★★★★★☆☆☆☆☆ 5/10
「アニゴジ」3部作の完結編となる本作。
第1章はバカでかいゴジラ、第2章はメカゴジラシティという意表を突いた展開でそれなりに興味を引かれるところがありましたが、完結編となる本作では流石に都合の良すぎるSF設定と盛り上がりに欠ける終わり方で、風呂敷をたたむのに失敗してしまった感があります。
「アニゴジ」最終章
「ゴジラ」初のアニメーション化となった本シリーズ。
第1章では2万年の進化の末に超巨大化したゴジラが登場、第2章ではメカゴジラ自体が迎撃都市にメタモルフォーゼするという意外性のある展開を経て、最終章である本作では満を持してギドラが出現。
大風呂敷を広げようとしたのはいいものの、広げ方も畳み方も難しかったようです。
※以下多少ネタバレ含みます。
なんでもアリなSF設定
トレーラーでも分かる通り第3章はギドラが登場するわけですが、着ぐるみから解放されたCGアニメーションならではの出現シーンはそれなりにカッコよかったです。
そこでゴジラ対ギドラのスペクタクルな対決シーンが期待されるところだったわけですが、蓋を開けてみると結局ギドラがゴジラに噛み付いているだけという残念なものでした。
異世界モノの主人公かと言いたくなるギドラの俺最強設定については色々と小難しげな理屈を並べ立ててはいますが、流石にそれは都合良すぎじゃね?としか思えません。

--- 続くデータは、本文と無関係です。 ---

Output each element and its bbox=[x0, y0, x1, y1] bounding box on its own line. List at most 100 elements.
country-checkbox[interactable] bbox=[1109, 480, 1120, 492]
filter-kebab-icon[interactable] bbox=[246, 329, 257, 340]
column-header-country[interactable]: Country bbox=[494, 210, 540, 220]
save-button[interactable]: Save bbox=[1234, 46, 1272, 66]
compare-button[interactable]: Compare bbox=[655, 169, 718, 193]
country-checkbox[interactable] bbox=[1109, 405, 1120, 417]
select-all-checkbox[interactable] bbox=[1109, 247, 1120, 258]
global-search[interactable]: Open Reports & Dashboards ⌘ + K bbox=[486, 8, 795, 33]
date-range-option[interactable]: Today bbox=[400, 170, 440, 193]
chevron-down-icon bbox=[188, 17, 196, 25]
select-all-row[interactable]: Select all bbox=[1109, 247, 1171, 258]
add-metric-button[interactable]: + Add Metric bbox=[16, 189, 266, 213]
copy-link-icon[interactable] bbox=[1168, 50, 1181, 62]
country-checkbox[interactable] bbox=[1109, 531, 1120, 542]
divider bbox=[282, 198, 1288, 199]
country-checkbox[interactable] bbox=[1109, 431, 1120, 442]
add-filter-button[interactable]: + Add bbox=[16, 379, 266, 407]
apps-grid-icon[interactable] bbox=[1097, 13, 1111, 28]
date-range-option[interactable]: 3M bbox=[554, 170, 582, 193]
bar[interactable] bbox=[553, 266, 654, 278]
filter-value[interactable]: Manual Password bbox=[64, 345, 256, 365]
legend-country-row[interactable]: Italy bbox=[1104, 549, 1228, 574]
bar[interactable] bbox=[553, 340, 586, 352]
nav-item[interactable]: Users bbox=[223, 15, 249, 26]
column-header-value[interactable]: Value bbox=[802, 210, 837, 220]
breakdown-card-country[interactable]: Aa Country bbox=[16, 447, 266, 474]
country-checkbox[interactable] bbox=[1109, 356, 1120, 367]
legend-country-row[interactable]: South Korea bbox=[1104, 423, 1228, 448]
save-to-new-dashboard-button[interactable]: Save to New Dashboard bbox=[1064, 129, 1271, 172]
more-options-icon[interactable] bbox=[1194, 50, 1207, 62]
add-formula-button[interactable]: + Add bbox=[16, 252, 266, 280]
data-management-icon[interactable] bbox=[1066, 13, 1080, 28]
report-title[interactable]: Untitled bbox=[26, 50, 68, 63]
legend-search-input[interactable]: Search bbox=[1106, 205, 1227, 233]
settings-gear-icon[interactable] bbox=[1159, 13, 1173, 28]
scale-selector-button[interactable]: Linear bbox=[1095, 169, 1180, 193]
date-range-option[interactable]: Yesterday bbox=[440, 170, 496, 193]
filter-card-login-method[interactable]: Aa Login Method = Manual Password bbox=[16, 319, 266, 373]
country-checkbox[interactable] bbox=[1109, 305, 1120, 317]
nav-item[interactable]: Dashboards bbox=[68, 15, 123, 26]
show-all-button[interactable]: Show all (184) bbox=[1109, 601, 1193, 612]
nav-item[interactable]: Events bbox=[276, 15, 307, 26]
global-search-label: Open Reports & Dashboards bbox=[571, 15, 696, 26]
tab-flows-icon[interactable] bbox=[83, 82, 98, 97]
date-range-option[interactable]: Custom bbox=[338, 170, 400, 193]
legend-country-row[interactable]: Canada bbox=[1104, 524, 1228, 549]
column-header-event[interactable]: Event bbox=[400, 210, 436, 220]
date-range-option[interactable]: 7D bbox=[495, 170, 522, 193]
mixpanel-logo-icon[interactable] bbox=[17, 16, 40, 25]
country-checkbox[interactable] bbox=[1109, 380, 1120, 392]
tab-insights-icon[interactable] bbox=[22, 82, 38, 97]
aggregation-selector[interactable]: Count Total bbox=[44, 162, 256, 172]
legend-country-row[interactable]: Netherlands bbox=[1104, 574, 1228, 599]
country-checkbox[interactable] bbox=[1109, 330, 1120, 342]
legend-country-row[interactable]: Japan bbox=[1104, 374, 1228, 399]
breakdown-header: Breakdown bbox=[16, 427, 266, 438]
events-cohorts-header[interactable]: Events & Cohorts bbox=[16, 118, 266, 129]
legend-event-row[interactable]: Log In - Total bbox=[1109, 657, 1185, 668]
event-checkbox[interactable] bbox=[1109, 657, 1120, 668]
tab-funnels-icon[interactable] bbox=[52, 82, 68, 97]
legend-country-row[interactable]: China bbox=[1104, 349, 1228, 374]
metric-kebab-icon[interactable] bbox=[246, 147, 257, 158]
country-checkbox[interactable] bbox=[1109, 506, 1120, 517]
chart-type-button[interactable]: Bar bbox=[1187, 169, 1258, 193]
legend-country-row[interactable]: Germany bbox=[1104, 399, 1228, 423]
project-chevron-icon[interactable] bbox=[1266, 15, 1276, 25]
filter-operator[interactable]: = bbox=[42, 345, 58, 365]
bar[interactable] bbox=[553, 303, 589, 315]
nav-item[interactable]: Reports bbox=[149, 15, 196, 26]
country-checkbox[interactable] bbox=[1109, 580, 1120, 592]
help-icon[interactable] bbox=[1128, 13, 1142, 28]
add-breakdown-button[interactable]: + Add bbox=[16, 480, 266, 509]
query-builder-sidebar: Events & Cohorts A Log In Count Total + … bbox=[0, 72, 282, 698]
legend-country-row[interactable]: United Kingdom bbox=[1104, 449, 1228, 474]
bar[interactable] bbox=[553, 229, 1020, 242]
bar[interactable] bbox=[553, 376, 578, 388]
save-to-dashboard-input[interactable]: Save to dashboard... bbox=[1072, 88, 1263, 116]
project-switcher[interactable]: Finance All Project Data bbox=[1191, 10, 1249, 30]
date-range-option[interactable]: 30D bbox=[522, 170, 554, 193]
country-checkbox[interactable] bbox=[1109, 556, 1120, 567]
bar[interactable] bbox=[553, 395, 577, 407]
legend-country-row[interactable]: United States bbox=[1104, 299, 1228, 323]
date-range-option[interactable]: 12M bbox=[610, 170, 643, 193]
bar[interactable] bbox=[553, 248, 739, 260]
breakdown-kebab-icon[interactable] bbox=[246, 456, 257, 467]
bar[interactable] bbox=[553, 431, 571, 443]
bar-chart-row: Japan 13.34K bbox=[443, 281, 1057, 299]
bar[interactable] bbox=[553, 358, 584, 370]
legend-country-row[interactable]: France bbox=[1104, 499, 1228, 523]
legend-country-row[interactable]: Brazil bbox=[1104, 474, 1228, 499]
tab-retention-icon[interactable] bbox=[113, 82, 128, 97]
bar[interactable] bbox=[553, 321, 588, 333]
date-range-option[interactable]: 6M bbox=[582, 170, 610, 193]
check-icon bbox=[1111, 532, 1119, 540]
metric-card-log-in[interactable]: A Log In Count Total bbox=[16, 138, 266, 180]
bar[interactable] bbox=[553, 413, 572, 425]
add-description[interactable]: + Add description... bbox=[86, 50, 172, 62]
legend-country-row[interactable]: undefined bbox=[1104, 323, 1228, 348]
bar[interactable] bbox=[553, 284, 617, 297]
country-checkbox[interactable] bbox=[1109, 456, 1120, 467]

それで話が面白くなるならまだしも、説得力無さすぎて白けてしまう上に見た目的にも迫力のないシーンになってしまっており、一挙両損です。
シリーズが不評で最終章のCG予算削られちゃったのかなぁというあらぬ疑いが頭をよぎってしまいますね。流石に脚本は最初に決まってたと思いますが…実際のところ本作で最大の映像的な見所は、タイトルバックで流れたギドラがモチーフの3Dフラクタル図形でした。
科学考証についても、娯楽作品なのであまりとやかく言う気もないんですが、人の目に見えといて電磁波で観測できないとか、流石にもうちょっと考えてよと思ってしまいますね。
終わり方について
そんなわけでゴジラ対ギドラの戦闘シーンは肩透かしに終わってしまったのですが、物語自体の終わり方も良いとは言い難いものがあります。
一応詳細は伏せますが、理屈としては理解できるし、見せ方が上手ければ物語の余韻や見る人に人間性について考えさせる幕引きになる可能性もあったと思います。
ただ、主人公であるハルオの葛藤や意思決定に至る描写がほとんどなく、「え、それで終わり?」感は否めません。シリーズ全体で言えることですが、ハルオの行動原理がブレブレで、キャラクターが生きていると言うより脚本の都合で動かされているようにしか見えず、その行動に説得力が無いし感情移入できないんですよね。
最終章としては映像的にも見せ場は少なく、人間ドラマとしても盛り上がらずに終わってしまった印象です。
シリーズ全体を通して
「ゴジラ」として初のアニメーションで、映像の自由度を生かした新しいアイディアや設定が盛り込まれた点は評価できるかと思います。
ポリゴン・ピクチュアズによるフルCGの映像もなかなかのもので、人物の芝居が大仰なところはあるものの、バカでかいゴジラの描写など迫力のあるシーンも多いです。まあ3部作だとそのうち慣れちゃうんですが…
一方でキャラクター描写の浅さや御都合主義が目立ち、物語としては楽しめない点が多かったです。脚本が虚淵玄という点も注目を集めましたが、「ゴジラ」に縛られすぎたのか終わってみればそんなにエッジの効いた展開もなく、かといって怪獣映画的なエンタメとしてはシリアスに走り過ぎで、中途半端な印象は否めないところ。
後知恵ですが、最初から3部作という大ボリュームにせずに反応を見ながら続編という形の方が良かったんでは、と思ってしまいますね。